Polémique sur la justice : faut-il introduire un système de peine automatique ?
La révélation d’une note confidentielle du préfet de Seine-Saint-Denis à propos de la délinquance en augmentation dans ce département, notamment du fait d’actions de mineurs difficiles à réprimer, a suscité de nombreuses réactions polémiques sur l’ « impuissance », voire le « renoncement » de la justice face à ces délits. Faudra-t-il en venir au système américain : « Three strikes and you are out » (trois délits et c’est la prison automatique) pour s’en sortir ?
Certes, ce n’est pas la première fois que la justice est accusée de laxisme envers des délinquants. Certes, la note du préfet pointait aussi du doigt les insuffisances en matière d’effectif policier dans le 93, ce que s’est empressé d’oublier le ministre de l’intérieur dans ses commentaires sur les juges du tribunal de Bobigny. Certes, les chiffres de ce même tribunal montrent un accroissement de la sévérité des condamnations infligées aux mineurs, des peines de prison étant requises plus fréquemment. Certes, certes, certes...
Mais l’unanimité des élus de tous bords sur l’aggravation de la situation et l’apparente impunité de certains mineurs multirécidivistes doit nous interpeller. Comme l’indique le député-maire (UDF) de Drancy, Jean-Christophe Lagarde :« On reste au niveau de la réprimande pour les mineurs, et ces mêmes adolescents une fois devenus majeurs, finissent en prison, il n’y a pas de sanctions prévues entre les deux. »
On peut alors se demander s’il ne faudrait pas transposer en France le système qui a vu le jour en 1994 aux États-Unis, qui condamne de façon automatique, dans certains États, les récidivistes à une peine sévère au troisième délit.

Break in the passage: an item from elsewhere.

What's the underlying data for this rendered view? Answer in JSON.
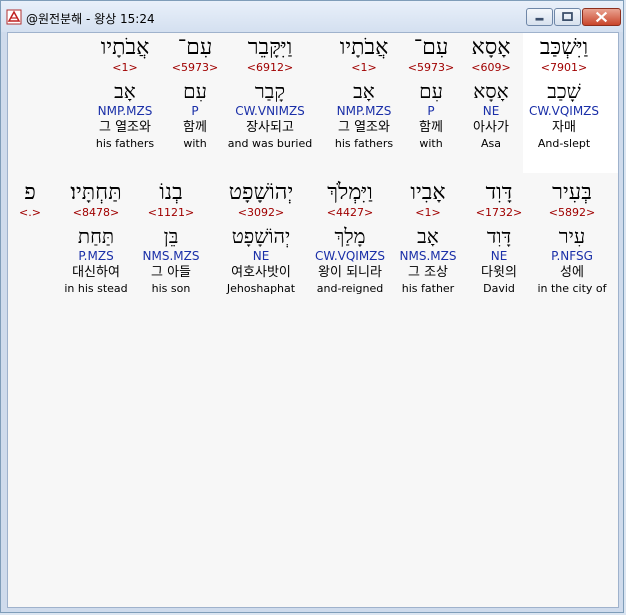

L’objectif ne serait certainement pas de calquer à l’identique ce système. D’abord parce qu’il a initialement été prévu pour des majeurs auteurs de délits avec violence. Ensuite, parce qu’il a conduit à des énormités, comme la condamnation à dix ou vingt ans de prison pour la simple détention de quelques grammes de drogue par exemple, ou un vol de voiture. Enfin parce que les statistiques ont montré que les États qui avaient adopté ce système n’avait pas vu leur taux de criminalité baisser.
L’objectif ne serait pas non plus de conduire ces mineurs en prison. Toutes les études sociologiques montrent les dégâts causés par ces séjours en prison, conduisant généralement les condamnés à s’enfoncer dans la délinquance.
Pour autant, la vertu pédagogique d’une condamnation réelle et dissuasive au troisième délit ne peut être écartée. Bien sûr, le délit doit être clairement prouvé et la condamnation adaptée à la faute, qui pourrait d’ailleurs ne concerner que les délits avec violence, qui constituent le problème le plus urgent. Travaux d’intérêt général (largement sous-utilisés, faute de moyens), internats spécialisés, voire un service civil anticipé, on peut imaginer différentes possibilités. L’essentiel est de répondre rapidement à une situation qui dégénère. Cela signifie (beaucoup) plus de moyens pour l’application de peines alternatives à la prison, mais aussi, peut-être, des outils juridiques nouveaux pour les juges des mineurs.